ある時、苦行をしているシヴァの目をパールヴァティーが両手で塞いでしまった。その瞬間、辺りからは一切の光が失われ、闇に包まれた。その漆黒の闇から生まれたのが、アンダカ(暗黒)というラークシャサである。
ちょうどその頃、ヒラニヤークシャは息子が生まれることを祈って苦行を続けていた。シヴァは彼の元に現れると、アンダカを彼の里子として与えた。そして、次のような約束を付け加えた。「もしアンダカが、世間の憎悪を受けたり、母を求めたり、バラモンを殺すようなことがあったら私自身でアンダカを焼き殺すだろう」。そう告げると、シヴァは姿を消したのである。

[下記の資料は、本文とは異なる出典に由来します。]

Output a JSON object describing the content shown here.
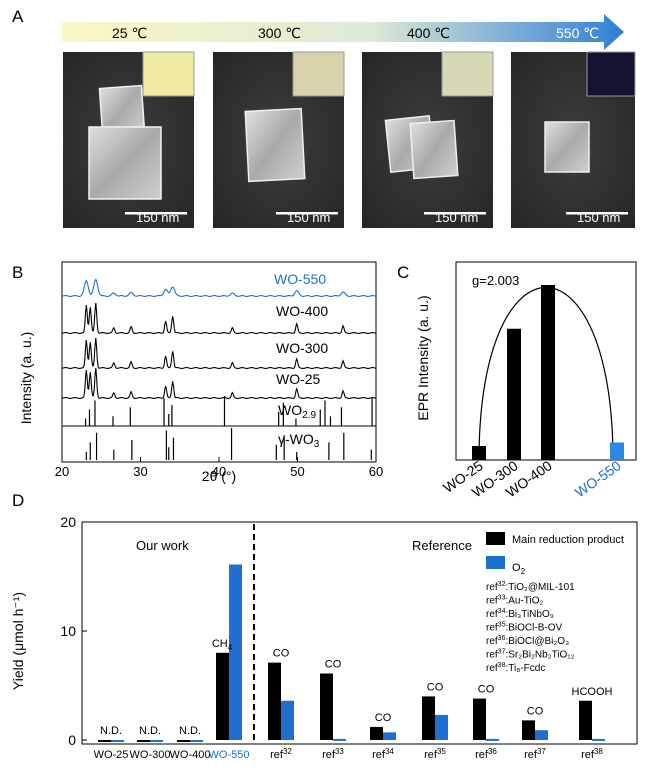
{
  "colors": {
    "black": "#000000",
    "blue": "#1f6fd1",
    "light_blue": "#2a88e6",
    "sem_bg": "#333333",
    "gradient_start": "#fbf7c7",
    "gradient_end": "#2f7fd6"
  },
  "panel_a": {
    "label": "A",
    "temperatures": [
      "25 ℃",
      "300 ℃",
      "400 ℃",
      "550 ℃"
    ],
    "scale_bar": "150 nm",
    "inset_colors": [
      "#efe9a2",
      "#d8d3ad",
      "#d7d8b6",
      "#141430"
    ]
  },
  "panel_b": {
    "label": "B",
    "ylabel": "Intensity (a. u.)",
    "xlabel": "2θ (°)",
    "xticks": [
      "20",
      "30",
      "40",
      "50",
      "60"
    ],
    "trace_labels": [
      "WO-550",
      "WO-400",
      "WO-300",
      "WO-25"
    ],
    "reference_labels": [
      "WO2.9",
      "γ-WO3"
    ]
  },
  "panel_c": {
    "label": "C",
    "ylabel": "EPR Intensity (a. u.)",
    "annotation": "g=2.003",
    "categories": [
      "WO-25",
      "WO-300",
      "WO-400",
      "WO-550"
    ],
    "values": [
      0.08,
      0.75,
      1.0,
      0.1
    ]
  },
  "panel_d": {
    "label": "D",
    "ylabel": "Yield (μmol h⁻¹)",
    "yticks": [
      "0",
      "10",
      "20"
    ],
    "section_left": "Our work",
    "section_right": "Reference",
    "legend": [
      "Main reduction product",
      "O2"
    ],
    "refs": [
      {
        "sup": "32",
        "text": ":TiO₂@MIL-101"
      },
      {
        "sup": "33",
        "text": ":Au-TiO₂"
      },
      {
        "sup": "34",
        "text": ":Bi₃TiNbO₉"
      },
      {
        "sup": "35",
        "text": ":BiOCl-B-OV"
      },
      {
        "sup": "36",
        "text": ":BiOCl@Bi₂O₃"
      },
      {
        "sup": "37",
        "text": ":Sr₂Bi₂Nb₂TiO₁₂"
      },
      {
        "sup": "38",
        "text": ":Ti₈-Fcdc"
      }
    ]
  },
  "chart_data": [
    {
      "type": "line",
      "panel": "B",
      "xlabel": "2θ (°)",
      "ylabel": "Intensity (a. u.)",
      "xlim": [
        20,
        60
      ],
      "series": [
        {
          "name": "WO-550",
          "peaks": [
            23.1,
            24.3,
            26.6,
            28.8,
            33.2,
            34.1,
            41.7,
            49.9,
            55.8
          ]
        },
        {
          "name": "WO-400",
          "peaks": [
            23.1,
            23.6,
            24.3,
            26.6,
            28.8,
            33.2,
            34.1,
            41.7,
            49.9,
            55.8
          ]
        },
        {
          "name": "WO-300",
          "peaks": [
            23.1,
            23.6,
            24.3,
            26.6,
            28.8,
            33.2,
            34.1,
            41.7,
            49.9,
            55.8
          ]
        },
        {
          "name": "WO-25",
          "peaks": [
            23.1,
            23.6,
            24.3,
            26.6,
            28.8,
            33.2,
            34.1,
            41.7,
            49.9,
            55.8
          ]
        }
      ],
      "reference_ticks": [
        {
          "name": "WO2.9",
          "x": [
            23.0,
            23.5,
            24.2,
            26.5,
            28.7,
            33.0,
            33.6,
            34.0,
            40.7,
            47.6,
            48.2,
            49.8,
            52.9,
            53.5,
            54.2,
            55.6,
            59.5
          ]
        },
        {
          "name": "γ-WO3",
          "x": [
            23.1,
            23.6,
            24.4,
            26.6,
            28.9,
            33.3,
            33.6,
            34.2,
            41.6,
            47.3,
            48.3,
            49.9,
            54.0,
            55.9,
            59.4
          ]
        }
      ]
    },
    {
      "type": "bar",
      "panel": "C",
      "ylabel": "EPR Intensity (a. u.)",
      "categories": [
        "WO-25",
        "WO-300",
        "WO-400",
        "WO-550"
      ],
      "values": [
        0.08,
        0.75,
        1.0,
        0.1
      ]
    },
    {
      "type": "bar",
      "panel": "D",
      "ylabel": "Yield (μmol h⁻¹)",
      "ylim": [
        0,
        20
      ],
      "categories": [
        "WO-25",
        "WO-300",
        "WO-400",
        "WO-550",
        "ref32",
        "ref33",
        "ref34",
        "ref35",
        "ref36",
        "ref37",
        "ref38"
      ],
      "series": [
        {
          "name": "Main reduction product",
          "values": [
            0,
            0,
            0,
            8.0,
            7.1,
            6.1,
            1.2,
            4.0,
            3.8,
            1.8,
            3.6
          ]
        },
        {
          "name": "O2",
          "values": [
            0,
            0,
            0,
            16.1,
            3.6,
            0.1,
            0.7,
            2.3,
            0.1,
            0.9,
            0.1
          ]
        }
      ],
      "bar_labels": [
        "N.D.",
        "N.D.",
        "N.D.",
        "CH4",
        "CO",
        "CO",
        "CO",
        "CO",
        "CO",
        "CO",
        "HCOOH"
      ]
    }
  ]
}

時が流れ、アンダカは立派な青年に成長した。そして、当たり前のように恋をする。しかし、その相手は実の母であるパールヴァティーだったのである。その真実を知り、彼は苦悩する。周りの者も、彼を諦めさせようと説得を続けた。だが、心とは裏腹にその思いは募るばかり。遂にその恋は、シヴァの知るところとなる。アンダカはシヴァに戦いを挑んだが、まったく歯が立たなく敗れ去った。
その心境は知る由もないが、アンダカはパールヴァティーを母と認め、シヴァに謝罪をしたので、アスラから救い上げられたのである。